Questo regno, Gesù, lo mostra in azione, non lo dimostra con freddi argomenti. Lo fa fiorire dalle sue mani: risana, libera, allieta. Fa sbocciare la pace dove si era coltivato il rancore. Fa germogliare il perdono nella terra infestata dall’odio. Fa rifiorire la vita dove aveva regnato la morte. La proposta di Gesù è un appello alla mia, alla tua, alla nostra risposta. La rivelazione di Dio esige la libera decisione dell’uomo, espressa nei due imperativi seguenti.
2. “Convertitevi e credete nel Vangelo”. La conversione è un capovolgimento di testa e una inversione di piedi. Di testa: urge decidersi a ribaltare la propria mentalità. Di piedi: urge decidersi a compiere una radicale ‘inversione ad U’.
Convertirsi significa assumere un diverso modo di pensare e di agire, mettendo Dio e la sua volontà d’amore al primo posto, pronti a rinunciare a qualsiasi altra cosa, per quanto importante e cara possa risultare.
Convertirsi significa liberarsi dagli idoli “opera delle nostre mani”, che tengono schiavo il cuore: benessere, prestigio sociale, affetti disordinati, culto della propria immagine.
Convertirsi significa credere nella verità del Vangelo. La bellezza e il fascino del regno di Dio consentono di compiere con gioia le rinunce più aspre e le fatiche più ardite. Perché in realtà non sono una mortificazione, ma una vivificazione per crescere, per essere di più, per vivere una vita più vera e più bella, in pacificante comunione con Dio e con i fratelli tutti.

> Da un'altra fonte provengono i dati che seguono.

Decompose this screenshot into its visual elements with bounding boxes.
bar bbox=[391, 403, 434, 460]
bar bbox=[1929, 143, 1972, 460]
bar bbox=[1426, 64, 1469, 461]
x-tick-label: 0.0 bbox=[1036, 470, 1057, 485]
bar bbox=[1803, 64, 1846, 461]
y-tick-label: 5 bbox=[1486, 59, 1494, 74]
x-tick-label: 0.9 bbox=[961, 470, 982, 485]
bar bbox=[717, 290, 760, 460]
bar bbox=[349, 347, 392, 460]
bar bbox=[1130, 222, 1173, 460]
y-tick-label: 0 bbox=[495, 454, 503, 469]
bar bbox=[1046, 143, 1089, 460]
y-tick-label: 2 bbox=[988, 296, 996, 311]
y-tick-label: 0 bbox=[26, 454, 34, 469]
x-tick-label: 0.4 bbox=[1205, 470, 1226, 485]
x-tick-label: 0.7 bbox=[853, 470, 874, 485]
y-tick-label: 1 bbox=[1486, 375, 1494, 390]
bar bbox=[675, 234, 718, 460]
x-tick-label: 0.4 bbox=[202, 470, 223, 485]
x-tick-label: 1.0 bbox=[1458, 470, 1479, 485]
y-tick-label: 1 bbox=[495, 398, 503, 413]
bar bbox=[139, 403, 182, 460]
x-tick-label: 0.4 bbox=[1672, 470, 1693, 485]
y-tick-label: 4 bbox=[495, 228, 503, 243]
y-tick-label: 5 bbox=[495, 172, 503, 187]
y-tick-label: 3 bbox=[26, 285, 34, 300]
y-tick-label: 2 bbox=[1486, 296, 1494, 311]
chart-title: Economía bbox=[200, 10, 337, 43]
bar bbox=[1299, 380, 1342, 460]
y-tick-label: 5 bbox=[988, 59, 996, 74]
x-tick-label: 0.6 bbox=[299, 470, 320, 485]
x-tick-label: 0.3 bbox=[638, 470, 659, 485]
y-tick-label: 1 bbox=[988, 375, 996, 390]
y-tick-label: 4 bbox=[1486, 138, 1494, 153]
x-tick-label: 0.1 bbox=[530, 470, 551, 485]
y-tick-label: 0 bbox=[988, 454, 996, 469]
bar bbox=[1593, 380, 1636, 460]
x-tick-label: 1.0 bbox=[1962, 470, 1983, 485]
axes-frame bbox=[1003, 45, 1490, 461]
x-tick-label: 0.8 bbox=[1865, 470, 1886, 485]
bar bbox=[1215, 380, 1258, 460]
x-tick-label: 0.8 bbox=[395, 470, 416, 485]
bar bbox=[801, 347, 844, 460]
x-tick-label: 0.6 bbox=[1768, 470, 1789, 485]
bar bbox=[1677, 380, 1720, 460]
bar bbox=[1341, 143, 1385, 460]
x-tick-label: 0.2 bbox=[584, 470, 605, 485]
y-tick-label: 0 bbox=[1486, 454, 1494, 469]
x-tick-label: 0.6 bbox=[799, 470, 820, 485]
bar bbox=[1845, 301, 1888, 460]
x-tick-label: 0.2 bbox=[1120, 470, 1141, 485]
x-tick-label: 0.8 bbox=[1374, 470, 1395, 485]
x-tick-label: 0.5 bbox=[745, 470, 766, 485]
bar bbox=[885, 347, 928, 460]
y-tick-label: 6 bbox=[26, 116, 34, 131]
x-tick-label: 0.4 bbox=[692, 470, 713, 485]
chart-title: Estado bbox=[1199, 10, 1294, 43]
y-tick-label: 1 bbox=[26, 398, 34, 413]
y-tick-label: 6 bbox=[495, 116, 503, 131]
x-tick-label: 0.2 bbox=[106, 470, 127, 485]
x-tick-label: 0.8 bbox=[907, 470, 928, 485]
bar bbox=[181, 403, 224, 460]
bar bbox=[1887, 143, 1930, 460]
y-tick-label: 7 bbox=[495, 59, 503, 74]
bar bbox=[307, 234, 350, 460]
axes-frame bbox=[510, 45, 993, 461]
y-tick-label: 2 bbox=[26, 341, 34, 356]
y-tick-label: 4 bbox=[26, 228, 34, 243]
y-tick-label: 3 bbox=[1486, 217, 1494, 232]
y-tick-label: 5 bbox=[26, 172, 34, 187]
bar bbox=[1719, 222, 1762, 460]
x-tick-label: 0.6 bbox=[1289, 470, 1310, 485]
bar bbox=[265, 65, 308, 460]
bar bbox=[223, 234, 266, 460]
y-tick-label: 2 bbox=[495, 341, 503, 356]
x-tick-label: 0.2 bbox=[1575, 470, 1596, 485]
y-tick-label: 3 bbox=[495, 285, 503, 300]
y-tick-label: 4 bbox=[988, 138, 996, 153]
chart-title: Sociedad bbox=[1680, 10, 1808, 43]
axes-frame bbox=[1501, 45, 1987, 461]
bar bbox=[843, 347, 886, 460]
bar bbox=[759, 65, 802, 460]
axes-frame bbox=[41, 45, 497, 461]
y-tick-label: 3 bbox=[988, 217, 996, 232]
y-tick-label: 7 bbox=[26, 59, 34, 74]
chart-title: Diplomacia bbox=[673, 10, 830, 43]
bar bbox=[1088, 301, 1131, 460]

Il vangelo è tale non perché chiede. Certo, è follemente esigente. Ma non chiede per prendere, né domanda per pretendere. Domanda per donare. Per donare tutto. Il cammino della sequela richiede lotta e continuo impegno. Ma se il cammino è autentico, porta a una scoperta che tutto capovolge. Non è il discepolo che dona se stesso al Maestro. E’ il Maestro che dona se stesso al discepolo. Non è il discepolo che dona a Dio le cose che lascia, ma è Dio che insegna al discepolo un modo nuovo di godere delle cose lasciate. Questo è credere nel Vangelo, non semplicemente al Vangelo. E’ un immergermi nel Vangelo fino al collo, un buttarmici dentro, con una fiducia che non darò più a nient’altro. E a nessun altro.
Infine vengo a te, carissimo Paolo Bizzocchi. Nel rito di ordinazione viene consegnato al neo-diacono il libro dei santi vangeli, ad esprimere che la prima diaconia che gli viene affidata, il compito primario e qualificante che gli viene assegnato è la missione di annunciare il Vangelo. Una missione che non può rimanere circoscritta alla sola sfera liturgica, ma prosegue e si dilata a tutte le realtà in cui un diacono normalmente si imbatte. Ma il vangelo della tentazione di Gesù nel deserto ci inchioda. Non possiamo andare ad evangelizzare se noi non ci lasciamo evangelizzare dallo Spirito Santo. Se non rimaniamo nel deserto per allenarci a lottare contro il male. Se non facciamo esperienza della possibilità di un mondo riconciliato.
Analogo augurio rivolgiamo a te, carissimo Paolo Amadori, che muovi il primo passo pubblico verso il diaconato permanente, per dedicarti con tutto il cuore e con tutte le forze all’opera della nuova evangelizzazione.
Sorelle e Fratelli tutti, siamo alla prima tappa del nostro cammino quaresimale. Auguriamoci a vicenda che il Signore rinnovi in noi tutti l’incalcolabile grazia del sacerdozio battesimale, per convertirci al lieto annuncio del regno di Dio e al vangelo della sua Pasqua.